3. Create a “war room”

Key stakeholders of the national vaccination program should be stationed in a single place with full access to the algorithm and its real-time information.

“In order to have everybody connected with everybody else, you would need the epidemiologists in the war room, along with someone who understands the biologics, and someone who knows the supply chain,” Sanders says. “You also need somebody who really understands the federal government and how the funding works for this program. Then you need somebody who will understand the analytics and computer science of the algorithm, and someone who understands healthcare policy.”

The program leader should be wary of having too many experts on hand. The goal is to create dialogue that is comprehensive as well as efficient.

“Right now, each expert is looking at their own concerns, but they're not pooling their knowledge,” Sanders says. “And the current federal administration has inherited a situation they don't understand. Not only do they need to take stock of all of their inventory, but they need a place where the logistics experts and the epidemiologists and everyone else can be talking to each other.”

4. Work backward

Scientists continue to discover new mutations of COVID-19 that could eventually make current vaccines less effective. Such developments will continue to influence the success of the U.S. vaccination program.

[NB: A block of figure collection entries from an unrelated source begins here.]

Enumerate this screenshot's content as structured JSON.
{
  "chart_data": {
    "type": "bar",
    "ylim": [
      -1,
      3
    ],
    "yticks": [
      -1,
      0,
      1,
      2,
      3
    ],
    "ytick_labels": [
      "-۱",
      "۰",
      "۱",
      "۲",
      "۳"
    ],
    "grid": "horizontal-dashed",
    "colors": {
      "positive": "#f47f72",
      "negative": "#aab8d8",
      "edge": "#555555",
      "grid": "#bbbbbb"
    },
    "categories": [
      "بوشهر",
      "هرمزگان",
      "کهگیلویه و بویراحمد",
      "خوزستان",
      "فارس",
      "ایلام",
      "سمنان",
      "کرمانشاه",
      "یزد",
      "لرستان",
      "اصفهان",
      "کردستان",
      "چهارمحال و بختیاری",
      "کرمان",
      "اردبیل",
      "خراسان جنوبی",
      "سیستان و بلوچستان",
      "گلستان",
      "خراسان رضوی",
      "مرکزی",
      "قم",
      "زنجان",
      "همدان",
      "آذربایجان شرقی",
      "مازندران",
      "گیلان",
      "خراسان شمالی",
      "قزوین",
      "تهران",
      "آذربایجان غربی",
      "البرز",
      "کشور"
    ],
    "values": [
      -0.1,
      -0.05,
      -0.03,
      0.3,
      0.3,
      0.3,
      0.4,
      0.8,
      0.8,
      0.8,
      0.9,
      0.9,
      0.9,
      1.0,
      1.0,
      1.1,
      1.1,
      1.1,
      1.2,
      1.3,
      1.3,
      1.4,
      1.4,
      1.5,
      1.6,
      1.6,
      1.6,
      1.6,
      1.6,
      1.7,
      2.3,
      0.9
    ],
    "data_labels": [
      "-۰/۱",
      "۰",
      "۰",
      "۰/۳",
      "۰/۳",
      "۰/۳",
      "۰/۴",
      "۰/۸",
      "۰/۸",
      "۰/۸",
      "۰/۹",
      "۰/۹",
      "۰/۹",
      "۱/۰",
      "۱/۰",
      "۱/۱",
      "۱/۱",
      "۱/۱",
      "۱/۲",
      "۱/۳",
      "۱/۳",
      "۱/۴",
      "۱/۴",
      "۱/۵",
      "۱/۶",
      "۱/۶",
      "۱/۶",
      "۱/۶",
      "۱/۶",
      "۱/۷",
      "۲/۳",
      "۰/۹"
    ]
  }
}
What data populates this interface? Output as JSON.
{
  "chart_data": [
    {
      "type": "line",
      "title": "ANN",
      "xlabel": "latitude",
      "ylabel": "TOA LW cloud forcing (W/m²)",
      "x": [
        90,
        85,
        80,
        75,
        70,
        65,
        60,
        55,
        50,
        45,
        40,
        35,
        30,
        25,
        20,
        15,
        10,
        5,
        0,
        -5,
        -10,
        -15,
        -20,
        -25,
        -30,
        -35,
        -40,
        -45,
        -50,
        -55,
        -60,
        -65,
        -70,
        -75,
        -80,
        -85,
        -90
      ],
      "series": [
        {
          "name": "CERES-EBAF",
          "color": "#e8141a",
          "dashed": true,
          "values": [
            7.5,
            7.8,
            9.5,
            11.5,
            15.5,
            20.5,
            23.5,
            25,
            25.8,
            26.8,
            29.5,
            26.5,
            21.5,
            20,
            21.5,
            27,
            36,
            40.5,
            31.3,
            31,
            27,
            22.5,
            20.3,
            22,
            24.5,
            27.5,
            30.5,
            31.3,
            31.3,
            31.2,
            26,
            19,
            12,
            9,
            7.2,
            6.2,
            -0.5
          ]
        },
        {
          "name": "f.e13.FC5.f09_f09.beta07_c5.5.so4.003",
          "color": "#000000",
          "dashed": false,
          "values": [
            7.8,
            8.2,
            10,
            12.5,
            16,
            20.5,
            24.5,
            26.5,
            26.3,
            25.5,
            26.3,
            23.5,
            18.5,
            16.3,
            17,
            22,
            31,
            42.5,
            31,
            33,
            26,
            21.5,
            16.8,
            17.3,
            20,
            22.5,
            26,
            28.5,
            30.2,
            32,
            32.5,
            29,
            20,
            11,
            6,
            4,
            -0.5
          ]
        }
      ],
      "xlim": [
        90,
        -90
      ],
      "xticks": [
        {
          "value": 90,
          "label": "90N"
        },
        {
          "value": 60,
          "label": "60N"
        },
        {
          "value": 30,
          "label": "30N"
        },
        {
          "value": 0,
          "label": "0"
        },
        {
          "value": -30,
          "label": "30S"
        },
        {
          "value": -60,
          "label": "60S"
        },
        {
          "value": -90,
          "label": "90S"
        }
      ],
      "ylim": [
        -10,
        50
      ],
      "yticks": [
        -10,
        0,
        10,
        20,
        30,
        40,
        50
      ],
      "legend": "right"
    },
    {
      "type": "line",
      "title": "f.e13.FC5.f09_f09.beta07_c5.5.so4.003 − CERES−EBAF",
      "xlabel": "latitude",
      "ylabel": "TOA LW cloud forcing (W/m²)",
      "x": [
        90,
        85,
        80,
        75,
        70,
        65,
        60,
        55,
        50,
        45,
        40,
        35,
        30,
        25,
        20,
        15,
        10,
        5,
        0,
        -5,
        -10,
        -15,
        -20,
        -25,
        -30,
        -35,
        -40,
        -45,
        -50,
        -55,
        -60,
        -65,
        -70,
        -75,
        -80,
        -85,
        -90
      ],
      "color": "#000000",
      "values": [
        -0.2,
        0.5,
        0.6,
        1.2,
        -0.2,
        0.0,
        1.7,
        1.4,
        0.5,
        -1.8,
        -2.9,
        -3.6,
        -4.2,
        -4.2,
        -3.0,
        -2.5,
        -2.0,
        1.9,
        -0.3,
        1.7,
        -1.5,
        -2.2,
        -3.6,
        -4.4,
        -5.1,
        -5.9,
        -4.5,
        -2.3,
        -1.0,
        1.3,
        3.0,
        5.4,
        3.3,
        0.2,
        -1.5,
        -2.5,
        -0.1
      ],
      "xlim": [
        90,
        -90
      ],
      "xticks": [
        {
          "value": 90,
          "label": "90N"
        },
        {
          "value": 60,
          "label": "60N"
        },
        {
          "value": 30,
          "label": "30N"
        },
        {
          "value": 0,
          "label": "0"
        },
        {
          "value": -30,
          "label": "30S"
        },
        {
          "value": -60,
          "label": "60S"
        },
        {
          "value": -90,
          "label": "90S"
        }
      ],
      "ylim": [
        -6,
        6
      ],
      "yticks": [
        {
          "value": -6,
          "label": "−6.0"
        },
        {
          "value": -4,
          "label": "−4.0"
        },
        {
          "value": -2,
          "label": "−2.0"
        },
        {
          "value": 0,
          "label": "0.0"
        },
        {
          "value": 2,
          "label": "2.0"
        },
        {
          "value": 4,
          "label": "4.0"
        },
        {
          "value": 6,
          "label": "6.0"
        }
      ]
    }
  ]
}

By adopting a supply chain that works backwards, Sanders says that the Biden administration will be able to set goals and reverse-engineer solutions that take new developments into account.

“The end goal is being changed in real time,” Sanders says. “Think about if the virus mutations forces us to have a booster shot? How will that map out?”

A centralized organization built on leadership, communication, and planning based in real-time information will be crucial to the success of the vaccination program.

“As complicated as it is now, it's going to keep getting more complicated because of the variants of the virus,” Sanders says. “As long as we stay disconnected, we're going to keep fumbling the response—all while the virus is continuing to mutate.”